The original bonus helped smooth the transition to the new payment calculations in addition to their intended pandemic relief. However, elective procedures and in-person visits have normalized, and it's now year two of the effort to rebalance physician payments. Additionally, Medicare's pandemic expansion of telehealth coverage remains in effect. There is little reason to continue these enhanced payments. There has recently been introduced Congressional legislation attempts to blunt two years' worth of the payment changes by giving physicians a 4.42 percent payment increase.
Cost of Medicare and Medicaid Spending Increases
|Enhanced Territory Funding for Medicaid||$300 million|
|Medicare-Dependent Hospital Funding||$200 million|
|Add-On Payment for Ground Ambulances||$500 million|
|Add-On Payment for Rural Home Health||$150 million|
|Maternal Visiting Funding (MIEHCV)||$100 million|
|Suspension of Lab Service Payment Cuts||$300 million|
|Cost of Suggested Health Payment Increases||$1.95 billion|
|Enhanced Federal Matching for Home- and Community-Based Services||$10 billion|
|Suspension of Medicare Sequester||$15 billion|
|Physician Payment Bonus||~$5 billion|
|Subtotal, Other||~$30 billion|
|Total Cost of Increases||~$32 billion|
|Memo: Medicare Beneficiary Premium Increases||$3.5 billion|
Sources: Congressional Budget Office and Committee for a Responsible Federal Budget. Estimates are rough and rounded.
The Medicaid home- and community-based funding proposal is to extend a 10 percent federal matching increase that was originally included in the American Rescue Plan. It would cost $10 billion to extend for another year. However, states are flush with Medicaid money, having already seen billions in supplemental Medicaid funding tied to the public health emergency, and further COVID relief is unjustified.
Other extensions, which pre-date the pandemic, include increased Medicaid funding for territories; increased payments or funding for Medicare-dependent hospitals, low-volume hospitals, ground ambulances, rural home health care, and maternal visiting; and suspending cuts for clinical laboratory services. Extending these policies for a year would cost nearly $2 billion.
By boosting health care costs, these changes would also worsen inflation. A 2014 Federal Reserve study suggests sequester suspension alone would increase prices by 9 to 24 basis points. The increases here could potentially boost prices by twice that amount, meaning prices could ultimately be as much as half a percentage point higher as a result.
If Congress were to enact these $30 billion health extenders, Medicare beneficiary premiums would increase by $3.5 billion due to beneficiaries being responsible for 25 percent of Part B costs.
It is also worth noting that the PAYGO sequester, triggered by passage of the American Rescue Plan last year, would require 4 percent cuts to Medicare spending in addition to other spending programs. However, it will almost certainly be canceled or paused by Congress, as it has never actually been implemented in prior instances. That has not stopped hospital lobbyists from using the potential cuts as a scare tactic to prod Congressional action on the above items.

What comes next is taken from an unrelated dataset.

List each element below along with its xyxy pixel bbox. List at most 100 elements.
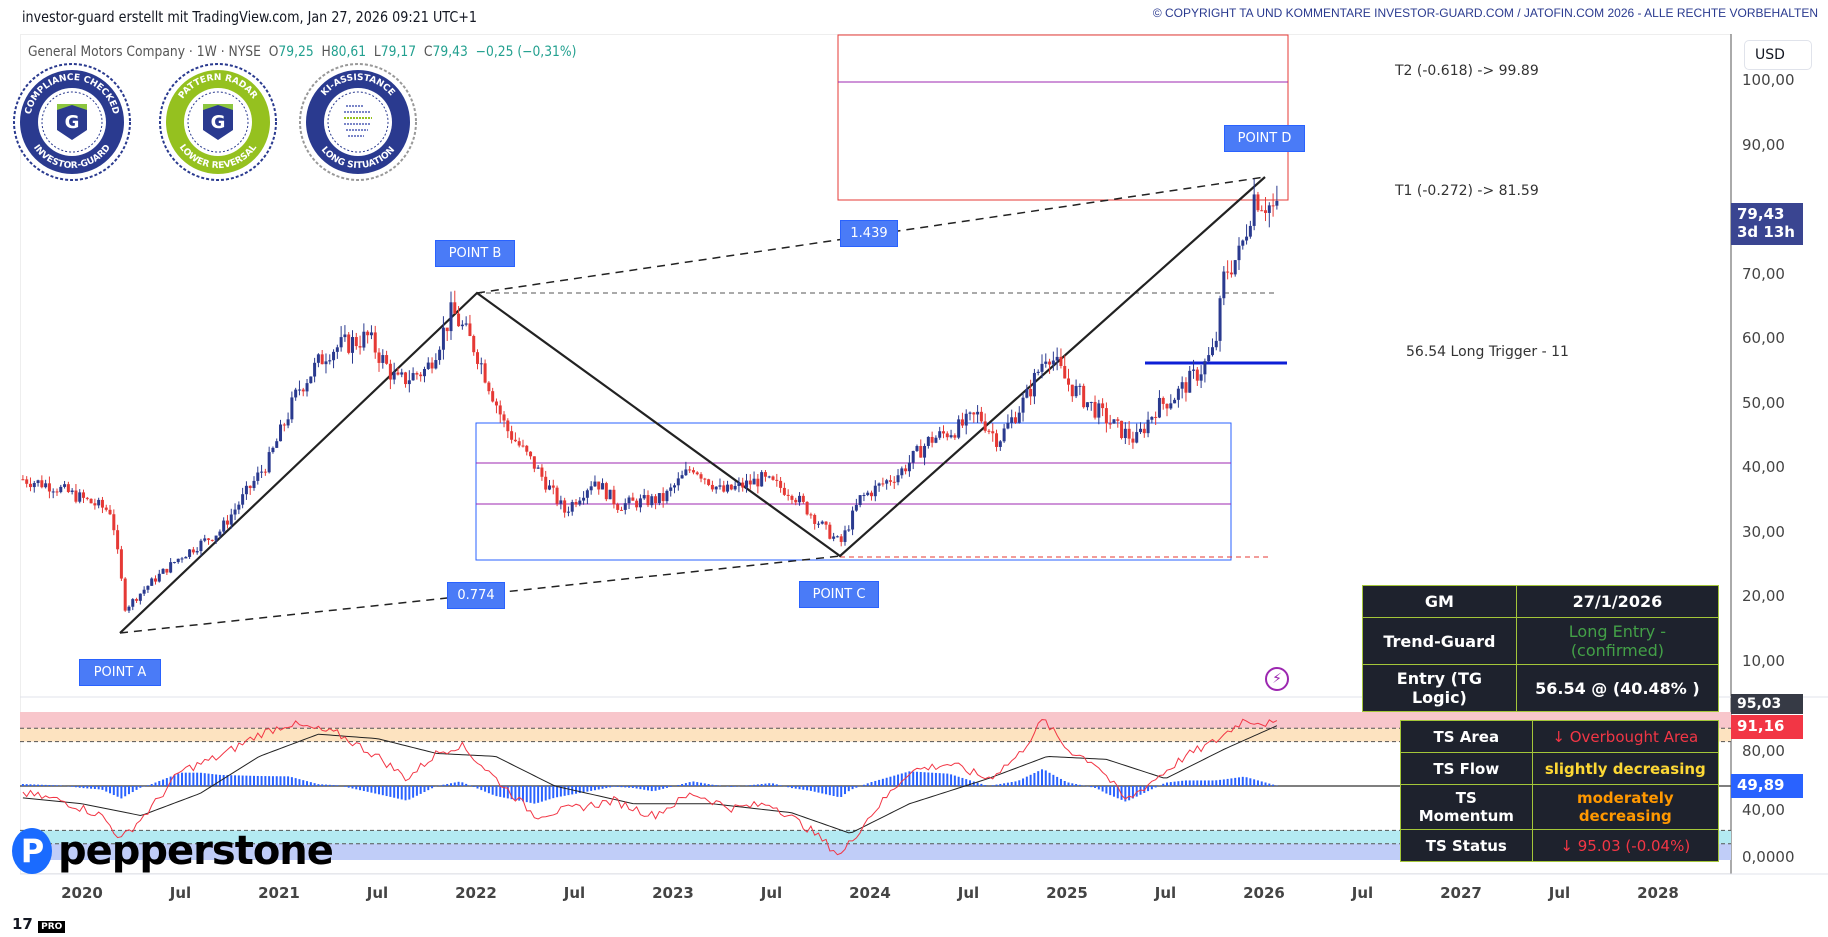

Ultimately, adding these to the CR or end-of-year legislation without offsetting them is unnecessary and bad fiscal policy. This would also worsen inflationary pressures. There are plenty of offsets available, including equalizing Medicare payments regardless of site-of-care, reforming post-acute care, reducing Medicare Advantage overpayments, and many more. Given the outlook for health care spending and impending insolvency, Congress should be pursuing policies to further lower health care costs and Medicare spending not extending unnecessary relief to doctors and hospitals.